Perhaps his greatest achievement to date is the GENIUS Act, a stablecoin law that placed dollar-pegged cryptocurrencies under federal oversight and provided banks and fintechs with a legitimate legal route to introduce their own tokens. Even though the term is overused, landmark is the appropriate word for it. The cryptocurrency sector had been functioning in a regulatory haze that could have stopped airplanes for years. At least some runway lights were installed by the GENIUS Act.

Additionally, Sacks oversaw the appointment of new commissioners at the SEC and the Commodity Futures Trading Commission. According to Cornerstone Research, enforcement actions against the industry decreased by about 60% in 2025 under the new SEC leadership. That is a significant change in the way the government handles digital assets; it is not merely a footnote.

But it’s difficult to ignore the fact that Sacks is departing before the plot concludes. He will now serve as co-chair of PCAST, the President’s Council of Advisors on Science and Technology, an organization established by George W. Bush that asks business leaders to draft policy recommendations. Of course, it’s a larger platform.

Coinbase co-founder Fred Ehrsam and Marc Andreessen of a16z will join him, giving the council the feel of a well-funded podcast panel rather than a government committee. For what it’s worth, Sacks himself described it as “the most star power of any group like this that has been created,” and that is likely true.

What precisely PCAST can do that a White House czar, even a temporary one, could not is the awkward question. Advisory councils make suggestions. In theory, at least, czars create policy. Sitting at the table is not the same as sitting close to it, and Sacks may be making a lateral move under the guise of a promotion. Alternatively, it’s possible that the PCAST position actually gives him influence over a broader range of technological matters, such as energy permitting, semiconductor policy, and AI infrastructure. That seemed to be what he thought. It doesn’t matter if Washington thinks so.

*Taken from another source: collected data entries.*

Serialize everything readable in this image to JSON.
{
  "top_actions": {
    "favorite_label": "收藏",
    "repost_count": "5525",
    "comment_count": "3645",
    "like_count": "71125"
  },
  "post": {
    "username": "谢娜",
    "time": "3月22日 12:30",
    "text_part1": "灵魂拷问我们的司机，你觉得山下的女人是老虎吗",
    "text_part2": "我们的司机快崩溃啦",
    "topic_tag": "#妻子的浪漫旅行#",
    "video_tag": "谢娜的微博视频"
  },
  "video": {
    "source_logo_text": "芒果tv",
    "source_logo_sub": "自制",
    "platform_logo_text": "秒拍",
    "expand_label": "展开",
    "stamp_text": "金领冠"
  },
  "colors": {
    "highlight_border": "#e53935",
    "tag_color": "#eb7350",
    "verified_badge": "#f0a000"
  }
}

Before accepting the position, Sacks had sold more than $200 million in investments related to digital assets, according to a White House memo from March. This revelation caused controversy in some quarters but was mostly ignored in others. How much that revelation influenced or limited his private policy decisions is still unknown.

His tenure was viewed by the cryptocurrency industry as a true turning point rather than a token gesture. Before departing to join stablecoin behemoth Tether in August, Bo Hines, who worked alongside Sacks as executive director of the White House Crypto Council, described the experience as “the honor of a lifetime.” This shift reveals something about the revolving door between crypto policy and crypto money.

It’s truly unclear what Washington’s digital-asset agenda would look like without its most well-known advocate. There is no denying the industry’s momentum. The regulatory landscape is more accommodating than it has been in ten years. However, without consistent political attention, momentum tends to stall, particularly in a city where the news cycle moves more quickly than legislation and where the definition of “pro-crypto” can change based on who is running for reelection.

Scaffolding was constructed with sacks. It is another matter entirely if the building is completed. Observing all of this from the outside gives the impression that the work is only half done and that the second half is always more difficult.